Along with finding homes for homeless or abandoned dogs, the organization also operates a pet food and supplies pantry. Regular dog food and senior dog food is needed, along with bedding, toys and cleaning supplies. People who need these items can call Wright at 208-731-4459.
A foster home just provides a safe, nurturing home environment for a dog until an adoption family is found, Wright said.
“People think they can’t do it, that it would break their heart. But if they don’t, it will likely result in the animal’s death,” he said.
Wright’s organization provides a foster home with crates, bedding, toys and medical care for the dog.
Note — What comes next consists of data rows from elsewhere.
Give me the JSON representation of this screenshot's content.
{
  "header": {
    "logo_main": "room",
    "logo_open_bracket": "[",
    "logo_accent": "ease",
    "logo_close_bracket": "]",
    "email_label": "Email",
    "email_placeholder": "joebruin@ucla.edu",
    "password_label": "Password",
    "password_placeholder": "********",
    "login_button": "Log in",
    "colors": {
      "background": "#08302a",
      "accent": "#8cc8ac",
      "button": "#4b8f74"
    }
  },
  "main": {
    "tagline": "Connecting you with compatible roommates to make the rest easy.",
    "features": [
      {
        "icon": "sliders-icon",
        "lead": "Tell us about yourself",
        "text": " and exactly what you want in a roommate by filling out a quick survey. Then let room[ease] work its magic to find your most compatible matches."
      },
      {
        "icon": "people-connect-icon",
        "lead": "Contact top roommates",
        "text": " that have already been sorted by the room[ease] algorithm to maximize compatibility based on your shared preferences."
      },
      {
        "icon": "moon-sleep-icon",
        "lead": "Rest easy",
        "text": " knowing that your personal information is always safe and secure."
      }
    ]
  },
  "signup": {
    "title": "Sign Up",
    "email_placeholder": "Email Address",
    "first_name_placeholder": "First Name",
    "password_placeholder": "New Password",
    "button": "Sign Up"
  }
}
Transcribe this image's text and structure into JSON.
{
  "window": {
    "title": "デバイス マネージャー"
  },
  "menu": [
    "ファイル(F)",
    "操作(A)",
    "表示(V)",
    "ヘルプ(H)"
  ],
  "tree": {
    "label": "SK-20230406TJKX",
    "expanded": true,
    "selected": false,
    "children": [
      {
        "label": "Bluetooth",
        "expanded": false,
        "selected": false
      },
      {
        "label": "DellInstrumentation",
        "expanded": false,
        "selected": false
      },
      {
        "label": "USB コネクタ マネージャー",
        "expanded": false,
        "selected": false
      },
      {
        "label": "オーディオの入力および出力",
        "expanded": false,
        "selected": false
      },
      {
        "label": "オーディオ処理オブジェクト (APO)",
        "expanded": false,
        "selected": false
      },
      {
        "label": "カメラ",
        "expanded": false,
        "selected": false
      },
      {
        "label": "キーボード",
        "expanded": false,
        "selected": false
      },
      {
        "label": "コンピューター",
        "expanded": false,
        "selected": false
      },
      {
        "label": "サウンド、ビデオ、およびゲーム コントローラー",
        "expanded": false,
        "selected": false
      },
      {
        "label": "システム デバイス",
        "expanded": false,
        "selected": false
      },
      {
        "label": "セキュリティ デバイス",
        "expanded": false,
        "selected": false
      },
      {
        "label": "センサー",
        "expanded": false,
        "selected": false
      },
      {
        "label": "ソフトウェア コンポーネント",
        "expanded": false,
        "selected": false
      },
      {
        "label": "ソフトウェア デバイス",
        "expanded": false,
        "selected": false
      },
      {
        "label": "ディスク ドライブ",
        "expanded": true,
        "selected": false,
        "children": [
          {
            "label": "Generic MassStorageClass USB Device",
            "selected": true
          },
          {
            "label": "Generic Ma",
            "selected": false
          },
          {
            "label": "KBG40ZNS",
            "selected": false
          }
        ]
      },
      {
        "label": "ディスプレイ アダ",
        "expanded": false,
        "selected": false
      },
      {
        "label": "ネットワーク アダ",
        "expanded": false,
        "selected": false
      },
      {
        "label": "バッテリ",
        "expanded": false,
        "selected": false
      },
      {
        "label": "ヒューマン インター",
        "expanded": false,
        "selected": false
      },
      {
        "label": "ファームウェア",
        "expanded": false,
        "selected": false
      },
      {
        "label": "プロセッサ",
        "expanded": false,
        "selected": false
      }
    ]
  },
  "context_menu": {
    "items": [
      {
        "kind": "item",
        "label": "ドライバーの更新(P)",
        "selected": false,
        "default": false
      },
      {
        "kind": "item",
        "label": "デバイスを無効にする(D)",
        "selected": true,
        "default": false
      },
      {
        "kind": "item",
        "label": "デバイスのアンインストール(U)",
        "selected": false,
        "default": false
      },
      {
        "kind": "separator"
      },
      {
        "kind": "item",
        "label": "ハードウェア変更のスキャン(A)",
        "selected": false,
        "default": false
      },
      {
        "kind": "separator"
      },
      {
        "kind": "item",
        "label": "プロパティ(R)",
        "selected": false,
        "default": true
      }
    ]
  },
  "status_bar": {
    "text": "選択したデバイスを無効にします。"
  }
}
The person fostering the dog can be part of the process of selecting the dog’s permanent home.
Having other pets does not necessarily mean a person can’t foster dogs, Judy said.
Usually, she said, there is a short breaking-in period while the animals get use to each other and then they are usually fine.
“Everybody usually gets along,” she said.
Often the foster dog has been lost or abandoned and they are scared, so they take a few days to adjust to the new surroundings.
A person wanting to adopt a dog through Friends Furever Animal Rescue submits an application and undergoes an interview and home check before approval.
“A good foster is just a dog lover,” Wright said.
Judy said when a foster dog goes to its adopted home she always tells the owners to bring the dog back if they have any problems.
“I always give them the option to bring it back because I really want it to work out for the dog,” Judy said.
Wright said the population of homeless dogs in the Magic Valley appears to be growing and he gets four to five requests to re-home dogs per week.
That number doesn’t count the animals handled by other rescue groups or that are brought into the shelters or are living on the streets, he said.
His organization has about 15 foster homes and they are currently at capacity.
More foster homes are desperately needed, he said.
“Fostering dogs has really been an adventure,” Judy said. “If you love dogs and don’t like the idea of euthanasia, it’s a way to save their lives.”